わかりやすくQ&A真言宗の教えって、なに?【5:仏を観じる実践法は?】
- Q1“ホトケ”って何なの?
- 仏教の中でも真言宗(真言密教)は、私たちが仏に成るにはどうしたら良いか、その実践方法を具体的に説き示します。真言宗の究極の目的は仏さまに成る。生きたまま、この身のまま成仏することです。仏とは自分が成りたいもの、人としての理想型、それを仏教では仏(ホトケ)と呼びます。また「悉有仏性(しつうぶっしょう)」という言葉があるのですが、これは、あなたの中に眠る仏に成る可能性のことを指します。
- 仏教はあきらめない、投げ出さない、逃げ出さない教え。つまり、人の可能性をどこまでも信じ切るのが仏教の教えです。そして真言宗ではその教えをさらに進化させ、具体的な実践法を培ってきました。人間の悩みや苦しみをすくい取る。仏の境地に至れば、安らかな心を得られます。
- Q2仏を観じる方法って何があるの?
- 仏に成るには、仏と出会い、仏を観じること。その機会をくり返していくと仏さまに成れると解釈します。それでは仏と出会い、観じるために何をすればいいのか?

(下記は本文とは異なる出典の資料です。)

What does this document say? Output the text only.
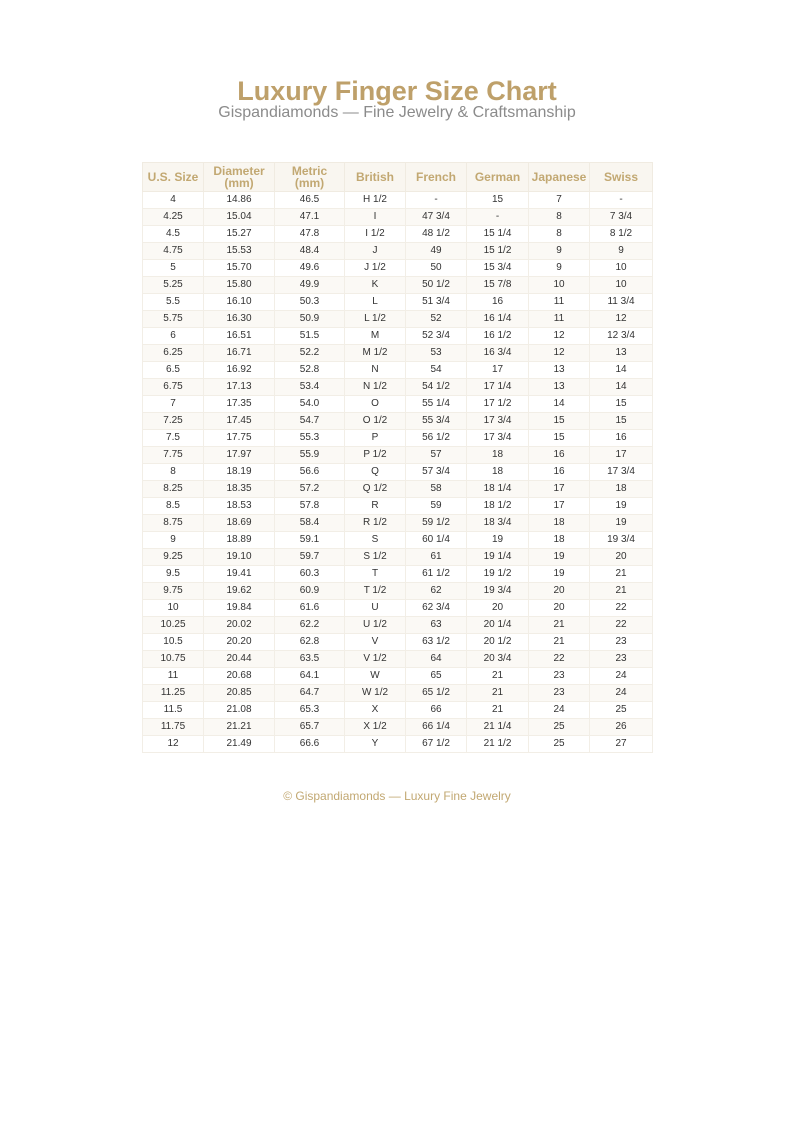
Luxury Finger Size Chart
Gispandiamonds — Fine Jewelry & Craftsmanship
U.S. Size	Diameter (mm)	Metric (mm)	British	French	German	Japanese	Swiss
4	14.86	46.5	H 1/2	-	15	7	-
4.25	15.04	47.1	I	47 3/4	-	8	7 3/4
4.5	15.27	47.8	I 1/2	48 1/2	15 1/4	8	8 1/2
4.75	15.53	48.4	J	49	15 1/2	9	9
5	15.70	49.6	J 1/2	50	15 3/4	9	10
5.25	15.80	49.9	K	50 1/2	15 7/8	10	10
5.5	16.10	50.3	L	51 3/4	16	11	11 3/4
5.75	16.30	50.9	L 1/2	52	16 1/4	11	12
6	16.51	51.5	M	52 3/4	16 1/2	12	12 3/4
6.25	16.71	52.2	M 1/2	53	16 3/4	12	13
6.5	16.92	52.8	N	54	17	13	14
6.75	17.13	53.4	N 1/2	54 1/2	17 1/4	13	14
7	17.35	54.0	O	55 1/4	17 1/2	14	15
7.25	17.45	54.7	O 1/2	55 3/4	17 3/4	15	15
7.5	17.75	55.3	P	56 1/2	17 3/4	15	16
7.75	17.97	55.9	P 1/2	57	18	16	17
8	18.19	56.6	Q	57 3/4	18	16	17 3/4
8.25	18.35	57.2	Q 1/2	58	18 1/4	17	18
8.5	18.53	57.8	R	59	18 1/2	17	19
8.75	18.69	58.4	R 1/2	59 1/2	18 3/4	18	19
9	18.89	59.1	S	60 1/4	19	18	19 3/4
9.25	19.10	59.7	S 1/2	61	19 1/4	19	20
9.5	19.41	60.3	T	61 1/2	19 1/2	19	21
9.75	19.62	60.9	T 1/2	62	19 3/4	20	21
10	19.84	61.6	U	62 3/4	20	20	22
10.25	20.02	62.2	U 1/2	63	20 1/4	21	22
10.5	20.20	62.8	V	63 1/2	20 1/2	21	23
10.75	20.44	63.5	V 1/2	64	20 3/4	22	23
11	20.68	64.1	W	65	21	23	24
11.25	20.85	64.7	W 1/2	65 1/2	21	23	24
11.5	21.08	65.3	X	66	21	24	25
11.75	21.21	65.7	X 1/2	66 1/4	21 1/4	25	26
12	21.49	66.6	Y	67 1/2	21 1/2	25	27
© Gispandiamonds — Luxury Fine Jewelry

- まず、やさしいお経(仏の言葉=勤行聖典)を読む。そして、お仏壇をお祀りして、いつも拝む。さらには仏さまの言葉であるお経を書き写す。仏さまのお姿を描き、そのご威徳を観じる。仏さまの世界を讃え、亡き人の冥福を祈るご詠歌をお唱えする。巡礼して自分の足で霊場を巡り仏さまと出会う。そして、仏と自分が一つになる(成仏する)ために瞑想する。

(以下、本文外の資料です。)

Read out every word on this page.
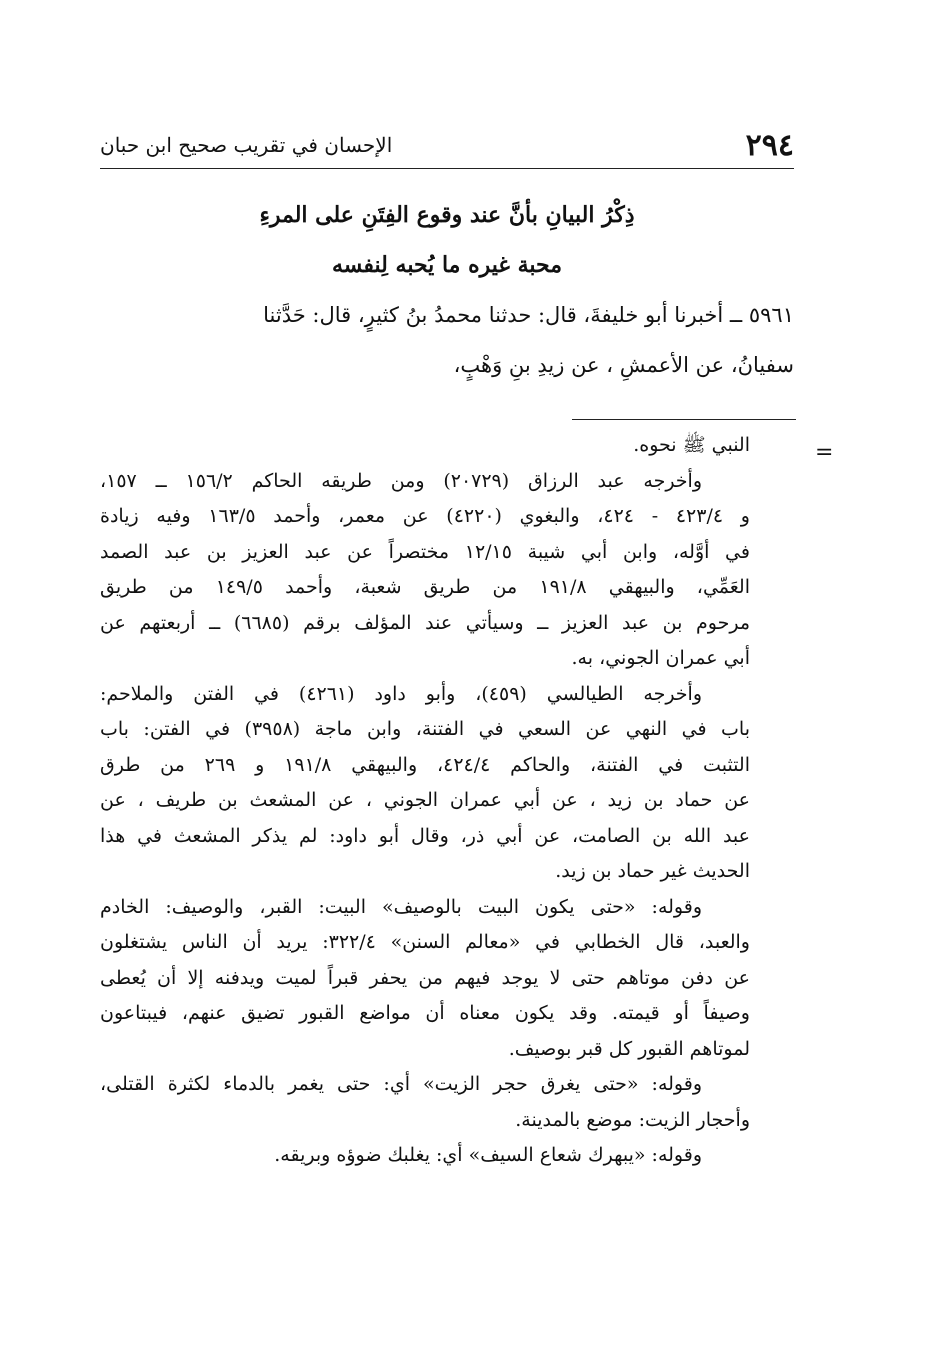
٢٩٤
الإحسان في تقريب صحيح ابن حبان
ذِكْرُ البيانِ بأنَّ عند وقوع الفِتَنِ على المرءِ
محبة غيره ما يُحبه لِنفسه
٥٩٦١ ــ أخبرنا أبو خليفةَ، قال: حدثنا محمدُ بنُ كثيرٍ، قال: حَدَّثنا
سفيانُ، عن الأعمشِ ، عن زيدِ بنِ وَهْبٍ،
=
النبي ﷺ نحوه.
وأخرجه عبد الرزاق (٢٠٧٢٩) ومن طريقه الحاكم ١٥٦/٢ ــ ١٥٧،
و ٤٢٣/٤ - ٤٢٤، والبغوي (٤٢٢٠) عن معمر، وأحمد ١٦٣/٥ وفيه زيادة
في أوَّله، وابن أبي شيبة ١٢/١٥ مختصراً عن عبد العزيز بن عبد الصمد
العَمِّي، والبيهقي ١٩١/٨ من طريق شعبة، وأحمد ١٤٩/٥ من طريق
مرحوم بن عبد العزيز ــ وسيأتي عند المؤلف برقم (٦٦٨٥) ــ أربعتهم عن
أبي عمران الجوني، به.
وأخرجه الطيالسي (٤٥٩)، وأبو داود (٤٢٦١) في الفتن والملاحم:
باب في النهي عن السعي في الفتنة، وابن ماجة (٣٩٥٨) في الفتن: باب
التثبت في الفتنة، والحاكم ٤٢٤/٤، والبيهقي ١٩١/٨ و ٢٦٩ من طرق
عن حماد بن زيد ، عن أبي عمران الجوني ، عن المشعث بن طريف ، عن
عبد الله بن الصامت، عن أبي ذر، وقال أبو داود: لم يذكر المشعث في هذا
الحديث غير حماد بن زيد.
وقوله: «حتى يكون البيت بالوصيف» البيت: القبر، والوصيف: الخادم
والعبد، قال الخطابي في «معالم السنن» ٣٢٢/٤: يريد أن الناس يشتغلون
عن دفن موتاهم حتى لا يوجد فيهم من يحفر قبراً لميت ويدفنه إلا أن يُعطى
وصيفاً أو قيمته. وقد يكون معناه أن مواضع القبور تضيق عنهم، فيبتاعون
لموتاهم القبور كل قبر بوصيف.
وقوله: «حتى يغرق حجر الزيت» أي: حتى يغمر بالدماء لكثرة القتلى،
وأحجار الزيت: موضع بالمدينة.
وقوله: «يبهرك شعاع السيف» أي: يغلبك ضوؤه وبريقه.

- 勤行聖典を読み、お仏壇を拝み、ご詠歌をお唱えし、写経・写仏を行い、霊場を巡礼し、瞑想する。こうした実践法はずっとずっと昔から、人の悩みや苦しみに救いをもたらしてきたのです。
- Q3仏を観じるとどうなるの?
- 私たちは普段の暮らしの中で、人と人との関わりの中で、誰もが悩み苦しみます。また自分が本来抱いている夢や希望を実現させたい。でも実現できずに癒されない毎日をくり返します。自らの支えやより所となるものを求めもします。いつも満ち足りない自分、何をしていいか分からない、もやもやした心を抱いています。
- だから日本人は毎日お仏壇をお祀りして拝み、無事を祈り、無事に感謝してきました。祈る心と感謝の念がそうした不安や怖れを消し去ってきました。さらに自分の理想である仏に成ることを目指して、そのための実践法をくり返し行ってきました。仏を観じる実践法は怒りやむさぼり、執着にまみれた心を静め、安らかな心地をもたらします。そして、いつの間にか自らが進む道筋を指し示してくれるのです。